I always love your wonderful pics of the scenery, towns and of course yor baby boy. He walks like he doesn't mind the boots, sooooo cute.


----------



## mfa (Oct 5, 2009)

what nice walk sweet Heini! love all the pics!:wub:


----------



## RudyRoo (Jun 24, 2011)

The most I did this morning was go to check my mailbox and get some coffee. What a fun morning! I always love to see your adventures together. I feel like you should publish your own book Heini!


----------



## Bonnie's Mommie (Mar 2, 2006)

RudyRoo said:


> The most I did this morning was go to check my mailbox and get some coffee. What a fun morning! I always love to see your adventures together.* I feel like you should publish your own book Heini!*


Leigh, we've been saying that to Becky for years! She really SHOULD do a book!:chili::chili:


----------



## sassy's mommy (Aug 29, 2005)

Becky I always enjoy the adventures that you and Heini share with us. I love, love, love the frozen flower and grass. Good job!


----------



## Katkoota (Feb 18, 2006)

what a nice start of the day :chili: 

loved these shots. Awwwh there are a couple of duck photos that were soooo cute. That green head duck picture and then there is one with one leg lifted up, I'm assuming that duckie was in the point of taking some steps, while having- why am I explaining in words lol I start to confuse myself. Here is the photo.

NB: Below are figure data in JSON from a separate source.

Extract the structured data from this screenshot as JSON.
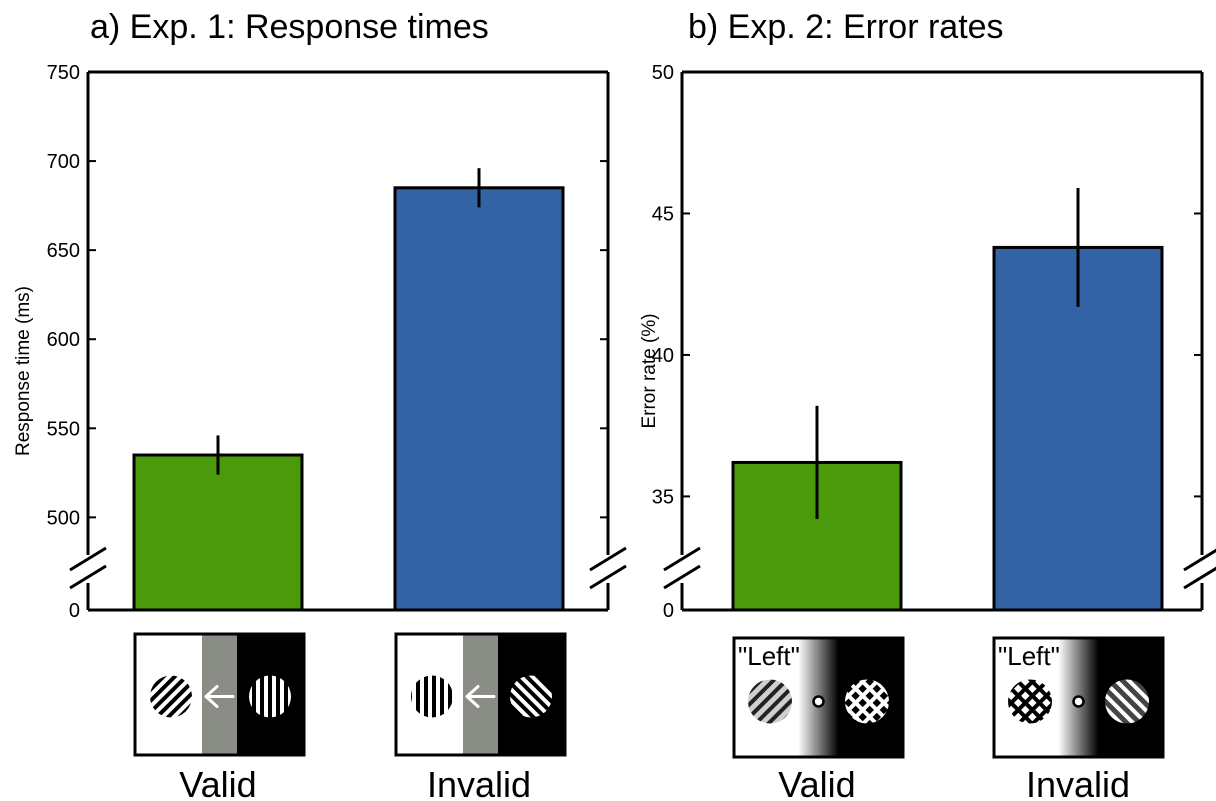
{
  "chart_data": [
    {
      "type": "bar",
      "title": "a) Exp. 1: Response times",
      "ylabel": "Response time (ms)",
      "categories": [
        "Valid",
        "Invalid"
      ],
      "values": [
        535,
        685
      ],
      "errors": [
        11,
        11
      ],
      "colors": [
        "#4a9a0b",
        "#3362a5"
      ],
      "ylim": [
        480,
        750
      ],
      "yticks": [
        500,
        550,
        600,
        650,
        700,
        750
      ],
      "axis_break": true,
      "break_label": "0"
    },
    {
      "type": "bar",
      "title": "b) Exp. 2: Error rates",
      "ylabel": "Error rate (%)",
      "categories": [
        "Valid",
        "Invalid"
      ],
      "values": [
        36.2,
        43.8
      ],
      "errors": [
        2.0,
        2.1
      ],
      "colors": [
        "#4a9a0b",
        "#3362a5"
      ],
      "ylim": [
        33,
        50
      ],
      "yticks": [
        35,
        40,
        45,
        50
      ],
      "axis_break": true,
      "break_label": "0"
    }
  ],
  "stimuli": [
    {
      "panel": 0,
      "category": "Valid",
      "kind": "arrow",
      "left_grating": "diagonal",
      "right_grating": "vertical"
    },
    {
      "panel": 0,
      "category": "Invalid",
      "kind": "arrow",
      "left_grating": "vertical",
      "right_grating": "diagonal"
    },
    {
      "panel": 1,
      "category": "Valid",
      "kind": "word",
      "cue_word": "\"Left\"",
      "left_grating": "diagonal",
      "right_grating": "plaid"
    },
    {
      "panel": 1,
      "category": "Invalid",
      "kind": "word",
      "cue_word": "\"Left\"",
      "left_grating": "plaid",
      "right_grating": "diagonal"
    }
  ]
}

the duck in the centre is soooooo adorable. love the action moment that you captured 

and Heini in the bag - priceless!! :heart:


----------



## HEINI (Feb 4, 2007)

thank you my friends for the lovely comments :wub:



Bonnie's Mommie said:


> Leigh, we've been saying that to Becky for years! She really SHOULD do a book!:chili::chili:


I know, i know  it's just. i totally don't hav a plan how. so I guess it will always stay a dream. but thank you for believing in me.




Katkoota said:


> Awwwh there are a couple of duck photos that were soooo cute. That green head duck picture and then there is one with one leg lifted up, I'm assuming that duckie was in the point of taking some steps, while having- why am I explaining in words lol I start to confuse myself. Here is the photo.
> 
> 
> 
> ...


I like this one a lot too, it looks as if he is telling a story beeing really happy whilst doing that. like a little penguin 
he was brabbling and brabbling...most probably telling the others a funny story :wub:


----------



## edelweiss (Apr 23, 2010)

Becky, take a look at this web-site---it is long, but helpful in "how to get started on a plan" of writing. I would challenge you to consider who your preferred audience would be---example, kids, adults, special-needs groups like Autistic kids---that is a very needy field, or dog lovers? Maybe something more general---a thoughtful audience perhaps?
Then just start writing! It could be a simple picture book or "places I would revisit." 
I do think you have a gift and it would be a shame not to try. JMHO

http://blogs.plos.org/neurotribes/2...-on-writing-a-book-from-22-brilliant-authors/


----------



## njdrake (Apr 23, 2007)

Becky, once again, GREAT pictures! You really do an amazing job, I always enjoy seeing your posts. 
Looked like a fun day!
Hugs to Heini


----------



## Lacie's Mom (Oct 11, 2006)

What a wonderful morning. I love your adventure.


----------



## MoonDog (Jun 6, 2011)

Becky, thank you for letting me go on this adventure with you and Heini! You have a way of making a person feel like they're "there" just by your pictures and captions. What fun!!!


----------



## bellaratamaltese (May 24, 2006)

What great pics!!! love following your travels - so much fun!


----------



## reanut1379 (Oct 10, 2011)

Looks like you and Heini had a great morning! I love how the bag that Heini was in said "naturally handsome." And those spider webs looked amazing! Great pictures


----------



## Critterkrazy (Jan 17, 2007)

Thanks for taking me along on Heini's adventure. It really felt like I was there traveling too. The pics were great. Thanks for sharing.


----------



## luvmyfluffybutt (Jan 6, 2012)

Great pictures! I love the close up and the one of him resting...so cute!!!


----------